I’m sitting here sipping on my No More Milk tea and I figured I should probably make a blog post on breastfeeding! I’ve been meaning to do this for a while. And it will probably come in series as there’s quite a bit of information that I’d like to share.
So my first rule to parenting is taking everyone and anyone’s advice like a grain of salt. So take all of mine like this as well. I’m a first-time, stay at home mom to a now 15-month-old baby girl. Obviously, I’m not a doctor or a lactation consultant. And you should seek medical help when you feel it’s necessary, however, keep in mind that not all doctors, gynecologists, OR even pediatricians are trained in lactation (I genuinely meant it when I said to take everyone and anyone’s advice like a grain of salt). At the end of the day, you’re the mama and you know what’s best and what is working or not working for you and your baby.
So let me tell you how it all started…
Towards the end of my pregnancy, I couldn’t be bothered to do anything. I straight up did not care if I show up to work 10 minutes late, which I shamefully admit I did almost every day like the last month of my pregnancy. My bosses were so understanding and never wrote me up, but I definitely do not recommend…
I remember having intense back pain and I was so itchy, uncomfortable and I couldn’t breathe. Little did I know, I was going to be giving birth about a week after that! Needless to say, my carelessness and inability to find comfort in any position I tried, I forgot to do any research about breastfeeding.
And I had made the decision to breastfeed very early on. I had emotionally and mentally told myself I had no other option. I even gave away all my formula samples, and never once thought it to be a problem.
So that moment when my sweet little baby was placed on my chest just moments after being born, and the nurse told me to immediately put her on my breast, I had NO CLUE how to hold her comfortably in order to do so.
They asked me if she had a good latch, and I was like “SURE!” because it hurt so that must’ve meant she was latching pretty good, right? I’m seriously laughing at myself and how I absolutely didn’t know ANYTHING. What’s sad is that the nurses didn’t even know enough to know for me.

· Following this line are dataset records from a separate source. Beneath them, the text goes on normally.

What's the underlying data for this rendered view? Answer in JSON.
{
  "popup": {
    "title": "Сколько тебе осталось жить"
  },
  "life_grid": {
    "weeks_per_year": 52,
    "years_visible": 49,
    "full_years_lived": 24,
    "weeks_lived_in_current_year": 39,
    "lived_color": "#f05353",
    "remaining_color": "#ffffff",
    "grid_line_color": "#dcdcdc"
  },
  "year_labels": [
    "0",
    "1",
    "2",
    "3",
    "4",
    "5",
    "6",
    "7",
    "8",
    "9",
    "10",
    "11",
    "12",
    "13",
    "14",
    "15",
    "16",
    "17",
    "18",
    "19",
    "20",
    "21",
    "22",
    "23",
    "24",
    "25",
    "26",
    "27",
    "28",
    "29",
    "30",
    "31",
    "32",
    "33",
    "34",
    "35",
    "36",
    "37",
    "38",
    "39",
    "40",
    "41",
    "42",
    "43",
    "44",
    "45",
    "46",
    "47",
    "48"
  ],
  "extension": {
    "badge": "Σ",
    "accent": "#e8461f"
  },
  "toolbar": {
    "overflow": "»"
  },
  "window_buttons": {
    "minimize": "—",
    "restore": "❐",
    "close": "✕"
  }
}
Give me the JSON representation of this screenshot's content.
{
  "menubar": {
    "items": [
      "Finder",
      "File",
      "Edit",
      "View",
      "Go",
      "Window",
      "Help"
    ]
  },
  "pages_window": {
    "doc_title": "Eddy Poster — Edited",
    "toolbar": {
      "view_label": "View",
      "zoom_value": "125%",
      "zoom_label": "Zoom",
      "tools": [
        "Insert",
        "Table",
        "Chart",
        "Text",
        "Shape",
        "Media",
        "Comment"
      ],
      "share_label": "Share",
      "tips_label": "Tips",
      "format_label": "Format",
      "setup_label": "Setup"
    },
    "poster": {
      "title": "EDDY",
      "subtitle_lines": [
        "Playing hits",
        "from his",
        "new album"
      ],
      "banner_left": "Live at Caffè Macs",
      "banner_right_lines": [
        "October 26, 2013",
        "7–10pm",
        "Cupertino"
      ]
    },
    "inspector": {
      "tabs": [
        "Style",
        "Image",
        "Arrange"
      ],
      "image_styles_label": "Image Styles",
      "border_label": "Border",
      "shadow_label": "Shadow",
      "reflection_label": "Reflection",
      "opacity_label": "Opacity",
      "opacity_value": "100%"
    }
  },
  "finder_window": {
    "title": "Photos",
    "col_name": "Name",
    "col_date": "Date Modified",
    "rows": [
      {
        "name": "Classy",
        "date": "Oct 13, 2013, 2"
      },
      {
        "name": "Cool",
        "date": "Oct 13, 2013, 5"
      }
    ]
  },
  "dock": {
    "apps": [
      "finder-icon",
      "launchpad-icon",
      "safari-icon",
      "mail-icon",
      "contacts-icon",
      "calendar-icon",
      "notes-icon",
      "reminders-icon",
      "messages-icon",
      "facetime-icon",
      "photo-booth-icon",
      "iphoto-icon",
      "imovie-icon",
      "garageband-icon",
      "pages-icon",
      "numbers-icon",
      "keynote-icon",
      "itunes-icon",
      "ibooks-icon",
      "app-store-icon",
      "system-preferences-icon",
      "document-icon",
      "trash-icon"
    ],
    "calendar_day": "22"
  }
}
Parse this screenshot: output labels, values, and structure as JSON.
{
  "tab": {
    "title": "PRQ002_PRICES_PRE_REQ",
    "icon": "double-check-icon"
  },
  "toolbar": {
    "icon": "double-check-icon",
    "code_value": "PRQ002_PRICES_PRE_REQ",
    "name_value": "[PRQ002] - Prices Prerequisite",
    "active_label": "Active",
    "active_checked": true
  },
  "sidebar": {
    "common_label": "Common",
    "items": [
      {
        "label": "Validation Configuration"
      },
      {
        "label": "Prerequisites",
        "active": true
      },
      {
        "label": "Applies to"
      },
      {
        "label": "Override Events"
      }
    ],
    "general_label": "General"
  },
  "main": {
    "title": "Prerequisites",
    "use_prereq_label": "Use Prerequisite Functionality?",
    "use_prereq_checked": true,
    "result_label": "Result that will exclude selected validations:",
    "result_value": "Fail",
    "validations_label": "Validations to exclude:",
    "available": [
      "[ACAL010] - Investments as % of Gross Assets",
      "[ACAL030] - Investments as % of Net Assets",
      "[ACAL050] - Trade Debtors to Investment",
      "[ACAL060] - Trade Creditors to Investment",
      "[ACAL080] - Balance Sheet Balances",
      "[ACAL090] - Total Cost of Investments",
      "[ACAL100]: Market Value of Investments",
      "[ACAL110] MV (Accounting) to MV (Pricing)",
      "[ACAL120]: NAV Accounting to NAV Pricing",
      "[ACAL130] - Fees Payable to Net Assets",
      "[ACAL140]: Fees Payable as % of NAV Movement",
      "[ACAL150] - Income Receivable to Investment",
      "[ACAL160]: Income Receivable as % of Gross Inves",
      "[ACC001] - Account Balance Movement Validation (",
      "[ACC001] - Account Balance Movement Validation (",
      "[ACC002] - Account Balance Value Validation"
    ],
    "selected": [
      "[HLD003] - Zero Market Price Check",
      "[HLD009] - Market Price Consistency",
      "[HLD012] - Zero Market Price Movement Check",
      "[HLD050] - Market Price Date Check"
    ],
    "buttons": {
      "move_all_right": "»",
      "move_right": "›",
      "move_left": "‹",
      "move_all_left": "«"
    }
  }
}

So that first night in the hospital was spent nursing my newborn switching breasts every 15 minutes. I had my eye on the clock for what felt like hours, and couldn’t wait until I switched boobs because it really did hurt. I was exhausted. And at about 3 o’clock, Mark finally just decided to hold her for a while so that I could rest.
They checked on me and checked on her… But there was mix up about how much she weighed a birth and they came in and told me she had dropped 7% of her weight, which was incorrect. Babies always lose a little bit of weight after birth but since they were concerned about her being so close to 10% weight loss, and I being a first-time mom, I immediately regretted taking a nap. And nursed her even more and longer than what they had told me to.
By the second day my milk had come in, I didn’t even get to see the colostrum, which at least meant that my daughter got it all. But I wish I had gotten to see it!
The lactation consultant came in literally as my husband went to pull the car around on the day we were leaving. So I only got a few minutes. And to my surprise, Lily did latch on once pain-free! She is also the one who showed me to nurse on my side, which later on SAVED MY LIFE when it came to catching up on my sleep.
Even so, the next couple days until I saw her first pediatrician, I was in pain and my nipples were dry and cracking and on the verge of bleeding. I was nearly in tears nursing her in the office. He was the one who first suggested I get a nipple shield to help. And that is how I managed to get through my first couple of weeks of breastfeeding while having scabbed-over nipples.
If you told me that I would go through all of this while cramping, bleeding heavily and having to care for my own 2nd-degree tear every time I tried to go to the bathroom… I don’t know that breastfeeding would’ve sounded as appealing. But now that I’m thinking about it, I’m glad that things happened this way. I feel like adding the stress of knowing the what-ifs would’ve destroyed me mentally.

I’ll be completely honest. Breastfeeding has been the absolute hardest thing I have ever done. Pregnancy? I survived. Giving birth? 2nd-degree tear – PSH, no problem! But man, breastfeeding is physically, mentally and emotionally tiring. And I’d be lying if I said I didn’t cry (both sad and happy tears), I’d be lying if I said I didn’t bleed, I’d be lying if I said I didn’t think that I could make it a year. But I did… And here I am sitting at 15 months, finally sipping on my No More Milk tea.
You have to want it. You have to want it BAD. And in a lot of cases, you have to think like it’s the only option, but you have to know that it’s OKAY to supplement. I’ll discuss a little bit more on that throughout my series… But attitude is everything. If you’re positive and believe in yourself (as cheesy as that may sound) you could very well just speak it into existence. That is assuming there are no underlying medical inhibitions which we’ll also touch on in the blog posts to come… It won’t be easy but it WILL be worth it, no matter how long your journey lasts.